For more than a week, Civil Air Patrol volunteers flew repeated sorties over fields and forests on the Eastern Shore, where a student pilot disappeared. They searched the beaches and sent divers into the Chesapeake Bay but still came up blank.
And as they suspended their air search last Monday, the mystery deepened. How could an airplane 23 feet long with a wingspan of 25 feet just disappear? Without a trace? On the Eastern Shore?
It is not as surprising as it might appear, say CAP officers who are veterans of dozens of searches for downed private planes.
If the 1973 Piper Cherokee rented by Rosa Maria Tames Gonzalez of Annapolis went down in the bay, "it would be like trying to hunt treasure ships in the ocean," said Lt. Col. Marvin Storey, the CAP officer who headed the search.
And if the aircraft went down in a forested area, "those trees
could bend when the plane went in and close right back up and you'd never see it," he added.
He and Lt. Webster Alexander, a CAP spokesman, cited the search in May 1990 for a Cessna 210 carrying six Northern Virginia men that crashed in the dense hardwood forests of Spotsylvania County, Va. A crew on the ground, aided by projections of officials who reviewed the plane's radar path, found the crash site eight days later, after the air search was abandoned.
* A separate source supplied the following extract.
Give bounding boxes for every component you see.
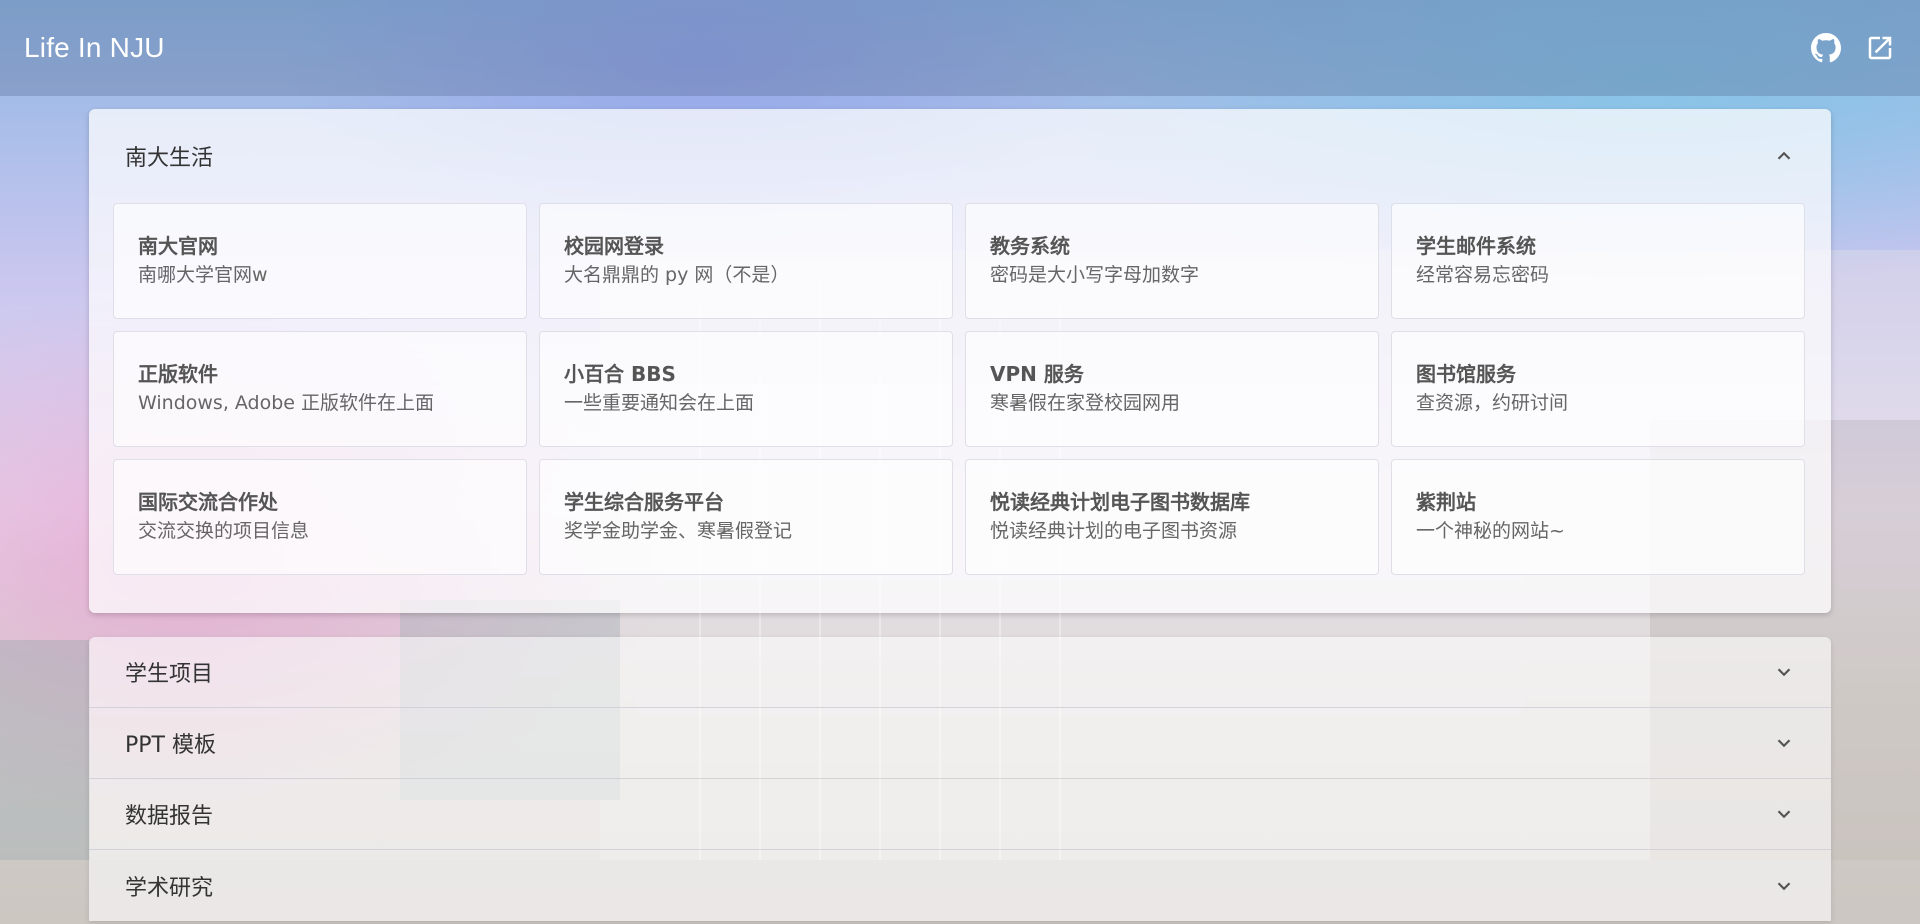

In that case, the aircraft apparently hit the ground at a steep angle, caused little damage to the trees and did not catch fire. It was all but invisible from the air.
Of the 2,000 general aviation accidents that occur in a year, perhaps 1 percent or 2 percent of the planes are not found within a day, said Brent Bahler, spokesman for the National Transportation Safety Board. "It depends on a lot of factors, but usually, you get that in the late spring or summer and early fall when leaves are still on the trees."
Ms. Tames Gonzalez, a native of Spain who used the name Maria Tames, had lived in Annapolis for several years, according to her flight instructors. A NTSB preliminary report on her disappearance shows that she had logged about 60 hours of flying time, 10 of them solo. She had a student pilot's certificate and was working toward a private pilot's license.
She left Lee Airport in Edgewater about 1 p.m. Oct. 4, flew to Bay Bridge Airport on Kent Island, then to Summit Airport north of Dover, Del. Her plans were to fly from Summit to Easton, then back to Lee on her second cross-country jaunt.
She was last heard from at 2:18 p.m. that day. She spoke to air traffic controllers in Dover as she flew over an area seven miles north of Millington, Md., about where the Sassafras River meets U.S. 301 near the Delaware line.
The plane was equipped with an Emergency Locating Transmitter, which is to broadcast a steady signal in the event of a crash. That signal was never picked up. The transmitters won't work, however, if they are under water, or if they have been damaged in a crash.
"It's not like the black boxes on commercial airliners," Lieutenant Alexander said. "It's just a transmitter in a plastic box."
The three-person search teams -- one pilot and two spotters in each plane -- flew crisscrossing patterns over the line Ms. Tames Gonzalez would have flown from Delaware to Easton and back to rTC Edgewater, gradually widening it to 10 miles on each side. When that failed, they divided the state into grids stretching from Millington to the Virginia line and from Ocean City to the Western Shore and began carefully searching each grid, first flying back and forth across it from north to south, then east to west.
If they flew over one grid in the morning, they traversed it again in the afternoon when the light was coming from a different angle until they were 95 percent certain they had covered each grid.
The number of search planes involved varied, with as many as 50 searching at a time.
She could have tried to land in a farm field, overshot and gone into nearby woods, suggested Colonel Storey. "But if she did, you'd see pieces of the plane at the edge of the woods. We saw nothing."
If she crashed into the bay, you'd expect to find pieces of the plane that tore off on impact, he said.
"We found cushions floating around, but they were boat cushions. We even founds parts of an airplane on Bloodsworth Island, but that's right across the bay from Patuxent River Naval Air Station and we think they were parts of drones they were using for target practice. But nothing from a Piper Cherokee."
Coast Guard search and rescue teams, working on tips, combed the waters off Thomas Point and Cove Point, but found nothing.
If Ms. Tames Gonzalez's plane went down on land, "she'll be found within the next month when the leaves come off the trees," Colonel Storey predicted.